La compagna di Soumahoro all’attacco: «Non sono “Lady Gucci”: ci vediamo in tribunale»
Liliane Murekatete, compagna di Aboubakar Soumahoro coinvolta nello scandalo che ha travolto la cooperativa fondata da lei e sua madre, rompe il silenzio e attacca i media per le insinuazioni della «maggior parte dei giornalisti» sul suo stile di vita, promettendo di querelare chi l’avrebbe diffamata. «La costruzione del racconto mediatico volto a rappresentarmi come una cinica ‘griffata’ e ad affibbiarmi icastici titoli derisori, una che pubblica selfie (peraltro dello stesso tenore di quelli di centinaia di migliaia di giovani donne occidentali e non) mentre i lavoratori della cooperativa non ricevono gli stipendi è artatamente falsata», si sfoga con l’Adkronos. Tanto più che, aggiunge, «la gran parte delle foto» risalirebbe «al 2014/15», ovvero «quando non avevo alcun incarico nella cooperativa Karibu e quando non avevo ancora conosciuto il mio compagno». Compagno che sarebbe stato «messo in croce per quelle foto perché non le ha condannate pubblicamente per appagare le aspettative dei cultori dei reality show e non ha voluto parlare di mie vicende private correlate a quelle foto».

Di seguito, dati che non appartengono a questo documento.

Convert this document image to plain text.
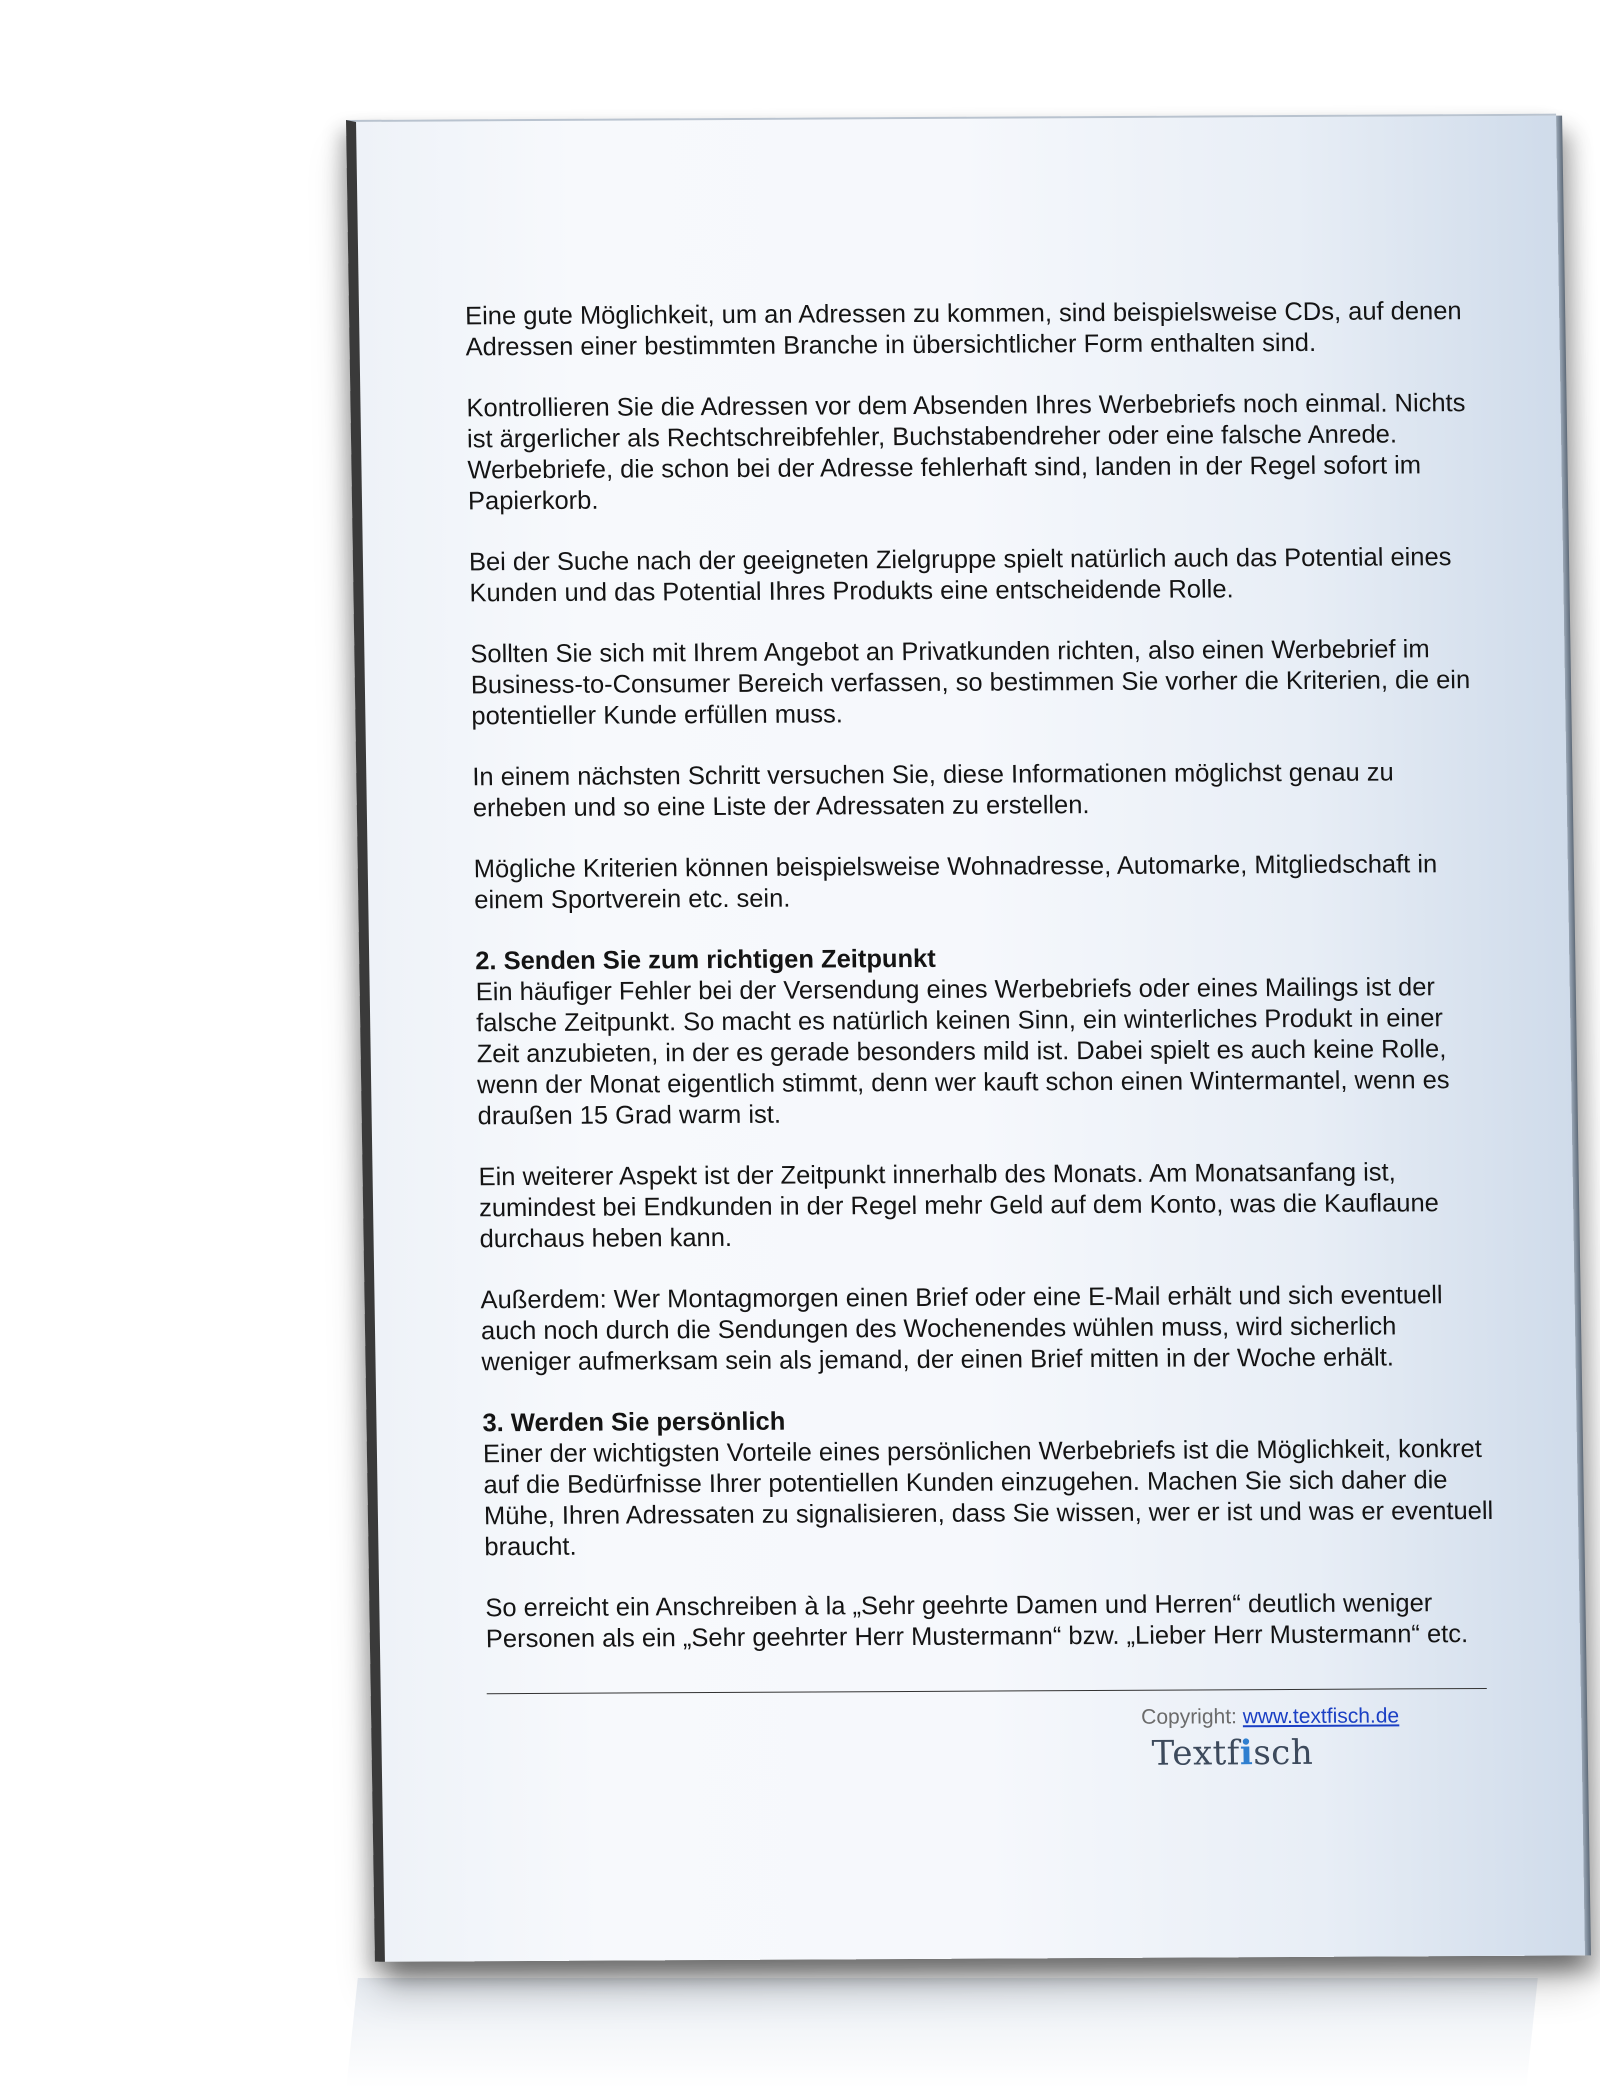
Eine gute Möglichkeit, um an Adressen zu kommen, sind beispielsweise CDs, auf denen Adressen einer bestimmten Branche in übersichtlicher Form enthalten sind.

Kontrollieren Sie die Adressen vor dem Absenden Ihres Werbebriefs noch einmal. Nichts ist ärgerlicher als Rechtschreibfehler, Buchstabendreher oder eine falsche Anrede. Werbebriefe, die schon bei der Adresse fehlerhaft sind, landen in der Regel sofort im Papierkorb.

Bei der Suche nach der geeigneten Zielgruppe spielt natürlich auch das Potential eines Kunden und das Potential Ihres Produkts eine entscheidende Rolle.

Sollten Sie sich mit Ihrem Angebot an Privatkunden richten, also einen Werbebrief im Business-to-Consumer Bereich verfassen, so bestimmen Sie vorher die Kriterien, die ein potentieller Kunde erfüllen muss.

In einem nächsten Schritt versuchen Sie, diese Informationen möglichst genau zu erheben und so eine Liste der Adressaten zu erstellen.

Mögliche Kriterien können beispielsweise Wohnadresse, Automarke, Mitgliedschaft in einem Sportverein etc. sein.

2. Senden Sie zum richtigen Zeitpunkt
Ein häufiger Fehler bei der Versendung eines Werbebriefs oder eines Mailings ist der falsche Zeitpunkt. So macht es natürlich keinen Sinn, ein winterliches Produkt in einer Zeit anzubieten, in der es gerade besonders mild ist. Dabei spielt es auch keine Rolle, wenn der Monat eigentlich stimmt, denn wer kauft schon einen Wintermantel, wenn es draußen 15 Grad warm ist.

Ein weiterer Aspekt ist der Zeitpunkt innerhalb des Monats. Am Monatsanfang ist, zumindest bei Endkunden in der Regel mehr Geld auf dem Konto, was die Kauflaune durchaus heben kann.

Außerdem: Wer Montagmorgen einen Brief oder eine E-Mail erhält und sich eventuell auch noch durch die Sendungen des Wochenendes wühlen muss, wird sicherlich weniger aufmerksam sein als jemand, der einen Brief mitten in der Woche erhält.

3. Werden Sie persönlich
Einer der wichtigsten Vorteile eines persönlichen Werbebriefs ist die Möglichkeit, konkret auf die Bedürfnisse Ihrer potentiellen Kunden einzugehen. Machen Sie sich daher die Mühe, Ihren Adressaten zu signalisieren, dass Sie wissen, wer er ist und was er eventuell braucht.

So erreicht ein Anschreiben à la „Sehr geehrte Damen und Herren“ deutlich weniger Personen als ein „Sehr geehrter Herr Mustermann“ bzw. „Lieber Herr Mustermann“ etc.

Copyright: www.textfisch.de
Textfisch
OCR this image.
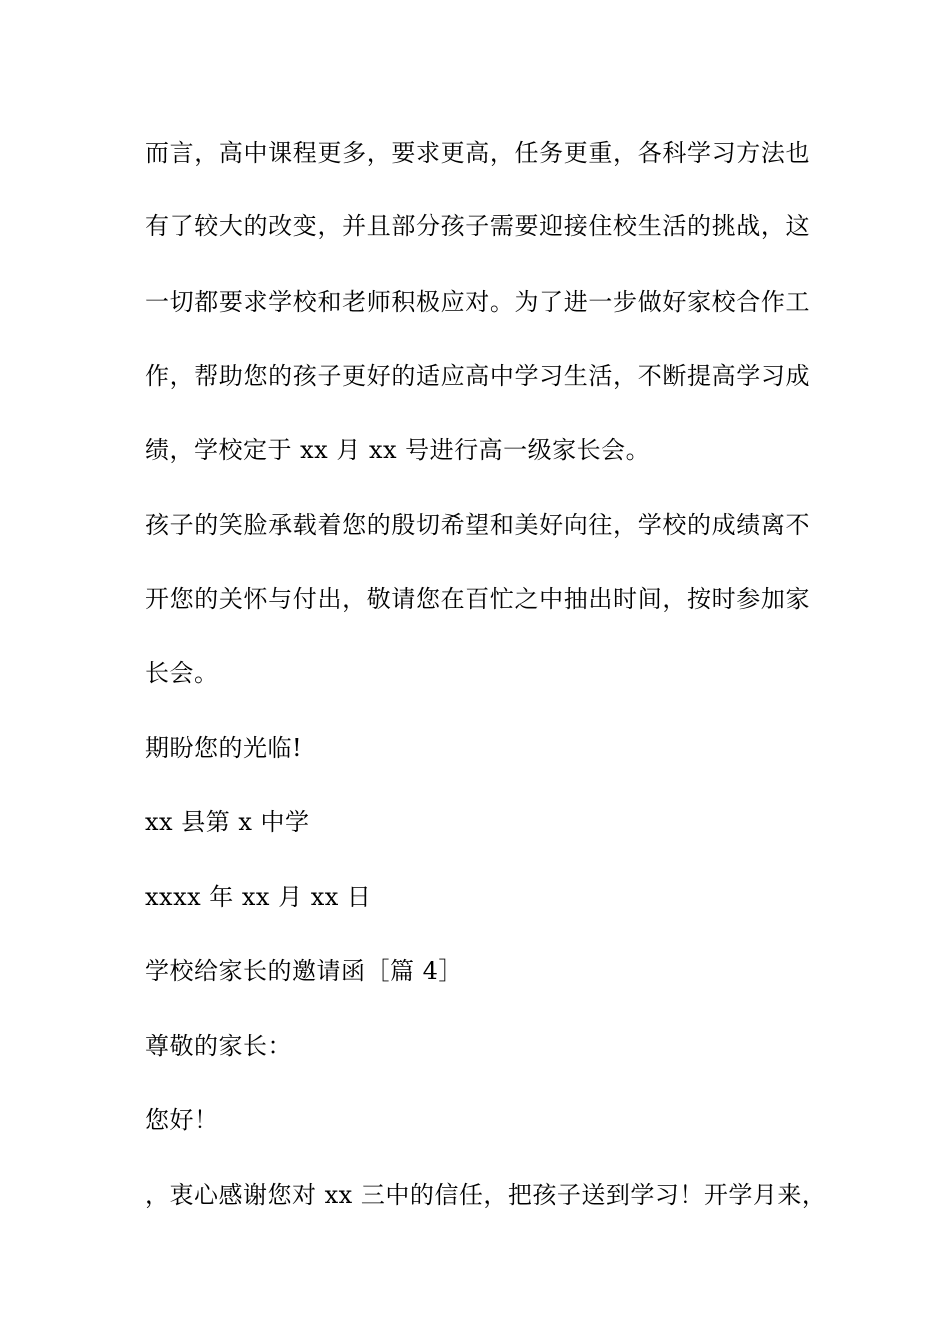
而言，高中课程更多，要求更高，任务更重，各科学习方法也
有了较大的改变，并且部分孩子需要迎接住校生活的挑战，这
一切都要求学校和老师积极应对。为了进一步做好家校合作工
作，帮助您的孩子更好的适应高中学习生活，不断提高学习成
绩，学校定于 xx 月 xx 号进行高一级家长会。
孩子的笑脸承载着您的殷切希望和美好向往，学校的成绩离不
开您的关怀与付出，敬请您在百忙之中抽出时间，按时参加家
长会。
期盼您的光临!
xx 县第 x 中学
xxxx 年 xx 月 xx 日
学校给家长的邀请函［篇 4］
尊敬的家长：
您好！
，衷心感谢您对 xx 三中的信任，把孩子送到学习！开学月来，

L’estraneità alla cooperativa
Liliane sottolinea a più riprese la sua estraneità alle vicende contestate alla cooperativa: «Il sapiente, malizioso utilizzo di espressioni quali la ‘cooperativa della moglie di Soumahoro‘ (mentre non faccio più parte della cooperativa né come membro del Cda, né come socia né tantomeno come dipendente) o ‘la cooperativa della famiglia di Soumahoro‘ che ha connotato sin da subito la campagna mediatica è particolarmente odioso in quanto volto a sollecitare distinguo, prese di distanza, ripudi, magari accuse reciproche, tutti rigorosamente pubblici, nella peggiore tradizione dell’Autodafé». Per quanto riguarda invece il pagamento degli stipendi ai dipendenti, afferma, «si sorvola sul fatto che anch’io (che peraltro sono in aspettativa dall’aprile 2022) sono in attesa della corresponsione degli arretrati». Lascia intendere che l’omissione abbia radici razziste: «Ovviamente – insiste – il sottotesto della narrazione esclude a priori l’ipotesi che possa esistere una donna africana benestante (e/o che possa diventarlo onestamente) e men che mai che essa possa contemporaneamente impegnarsi nelle questioni sociali». Un’argomentazione in cui riecheggia la linea di difesa che il suo compagno adottò in diretta Tv, quando rispose alle contestazioni con un’aforisma: «Il diritto all’eleganza e alla moda è libertà, la moda non è né bianca né nera». Parole che hanno fatto montare l’ira dei sindacati: «Oltre al diritto alla moda dovrebbe esserci anche l’obbligo e il dovere di pagare il salario», rispose un una nota la UilTucs Latina, l’organizzazione che ha preso le parti dei due lavoratori che denunciarono di aver ricevuto una richiesta di fatture false per poter essere pagati.